The most tangible means we have to relate to God as our Father is our relationship with our own earthly dad. Sadly, for those without earthly fathers, the understanding of a fatherly relationship often begins and ends with their own experience and imagination.

Moreover, millions of America’s fatherless would welcome a father figure into their life – an adult to influence them in a positive way. What more positive influence exists than God’s people living out our Dad’s gospel and sharing it with a child who doesn’t know Him?

The Austin, Texas chapter of Reviving Baseball in Inner Cities, or RBI Austin, has a mentoring program in the city’s Oak Springs neighborhood. Oak Springs consistently has the highest rate of fatherlessness in the city. Most recent records show 75 percent of its children don’t have dads. That’s three out of four children without a father in their life!

To call the church in Austin to respond to the fatherlessness crisis, we created the video attached to this post. It tells the story of Daniel entering a child’s life to demonstrate how a human father-figure can resemble and point to our Heavenly Father.

RBI Austin is a great program in our city. But they’re doing incredible work to mentor the fatherless not merely because they’re a great program. RBI is doing great work because they have aligned their mission with God’s plan. Mentoring is discipleship. And we know that discipleship is God’s plan for saving the world and building His kingdom.

The brokenness in our cities – high school dropout rates, behavioral issues, criminal activity, incarceration, etc. – will not change until individual followers of Jesus Christ respond to God’s call by walking with and discipling the fatherless. Programs are great, but only to a certain degree. We need people caring for people.

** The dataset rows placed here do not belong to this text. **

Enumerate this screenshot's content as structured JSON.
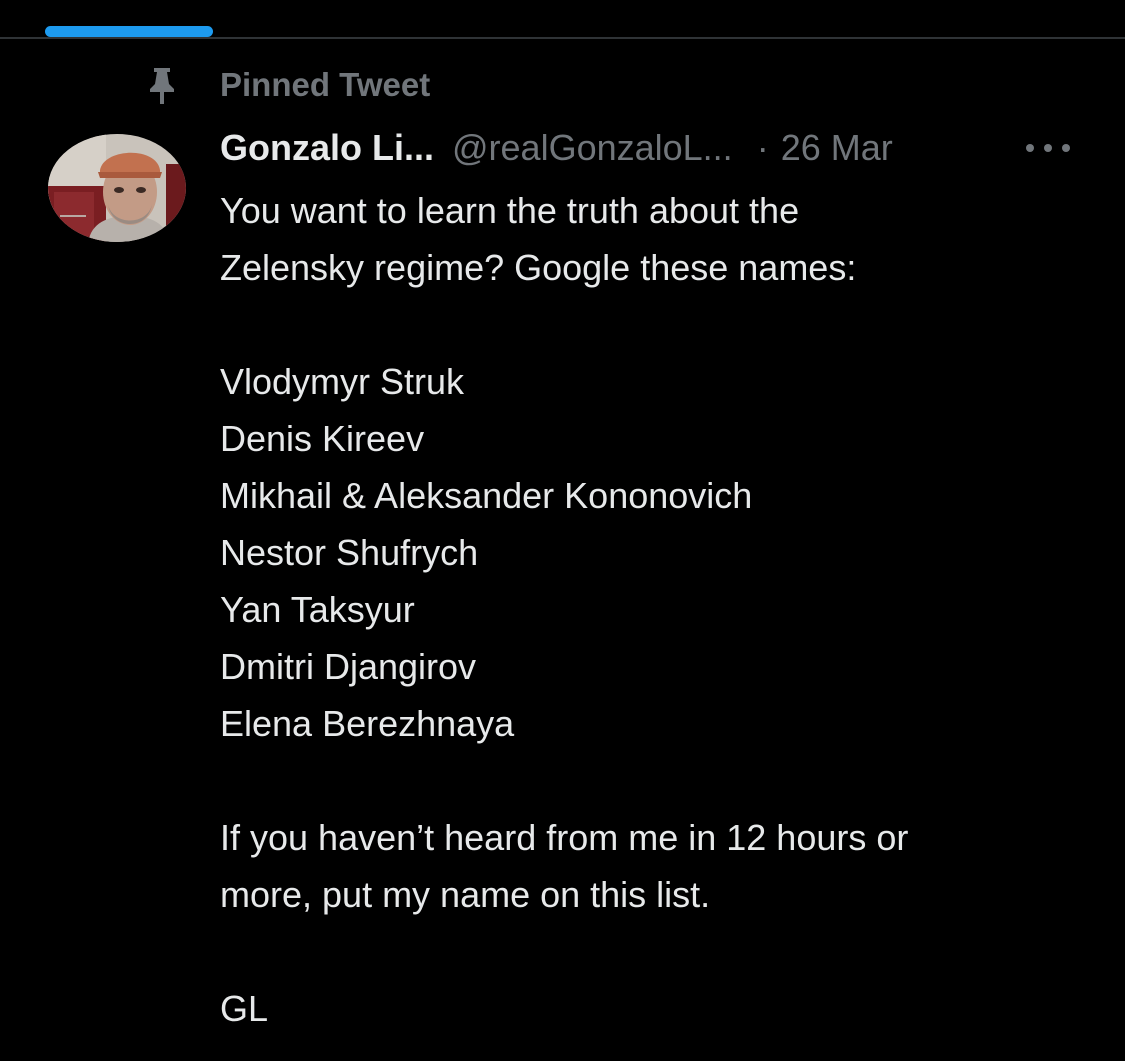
{
  "pinned_label": "Pinned Tweet",
  "author": {
    "display_name": "Gonzalo Li...",
    "handle": "@realGonzaloL...",
    "separator": "·",
    "date": "26 Mar"
  },
  "tweet": {
    "intro": [
      "You want to learn the truth about the",
      "Zelensky regime? Google these names:"
    ],
    "names": [
      "Vlodymyr Struk",
      "Denis Kireev",
      "Mikhail & Aleksander Kononovich",
      "Nestor Shufrych",
      "Yan Taksyur",
      "Dmitri Djangirov",
      "Elena Berezhnaya"
    ],
    "outro": [
      "If you haven’t heard from me in 12 hours or",
      "more, put my name on this list."
    ],
    "signature": "GL"
  },
  "icons": {
    "pin": "pin-icon",
    "more": "more-options-icon",
    "avatar": "avatar"
  },
  "colors": {
    "background": "#000000",
    "primary_text": "#e7e9ea",
    "secondary_text": "#71767b",
    "accent": "#1d9bf0",
    "divider": "#2f3336"
  }
}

Much more needs to be done in Austin and in cities across the country. Look around your city for an organization that can connect you to a mentor relationship. We can all take steps to enter a child’s life and demonstrate what a good father, role model, leader, Christ-follower, and disciple looks like. And through our faithful presence, those with no father may learn to call God their One and Only, Good and Faithful Father.